Figure 2 displays how selected features behave for RF and RF SMOTE. We observe a slight change in the debt settlement flag, interest rate, and loan amount position. This result indicates how the alternative SMOTE technique ponders the features differently, assigning more importance to interest recovery and interest rate. Nevertheless, both techniques' top three variables are consistent. FICO score, last payment amount, and total interest received to date give important insights about the loan and borrower information. FICO scores result from a proprietary algorithm for credit scoring based on credit history, while the interest received to date and the last payment amount represent the borrower's behavior in the LendingClub platform.
7. Conclusions
We can draw two important conclusions from this study. First, we confirm the Random Forest algorithm's capacity to predict binary classification problems based on performance metrics obtained. We highlight the interpretation transparency achieved using this algorithm. The feature importance result allowed us to perform a dimensionality reduction that reproduced a robust model for default prediction using only nine variables. These results can be compared to other research articles using other Machine Learning based algorithms with similar performance reports. And second, we denote the influence of traditional credit scoring variables on default prediction problems.

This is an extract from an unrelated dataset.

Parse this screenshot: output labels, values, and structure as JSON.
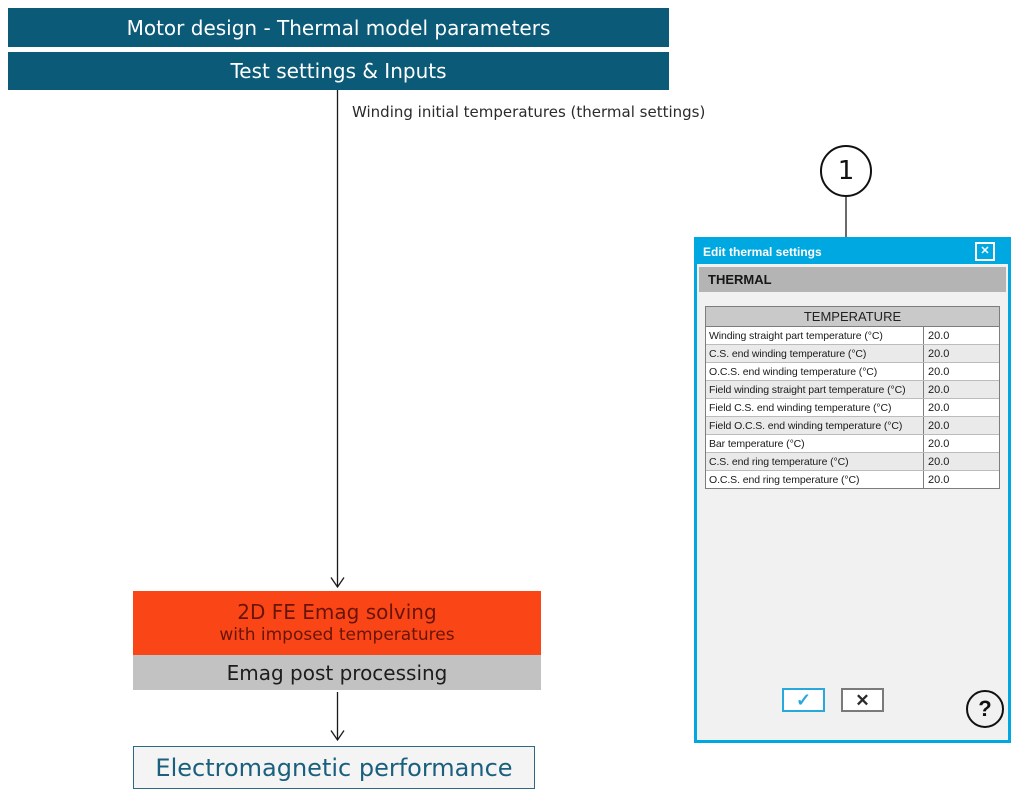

Therefore, P2P lending platforms still have to consider credit bureau information to assess the credit risk of potential borrowers as a principal requirement. The resulting model presented in this study is data-driven; it is not strictly conclusive for all P2P platforms. Nonetheless, LendingClub is a consolidated corporation considered as a benchmark for the P2P lending market. Startups and active platforms can benefit from this study to generate credit risk models.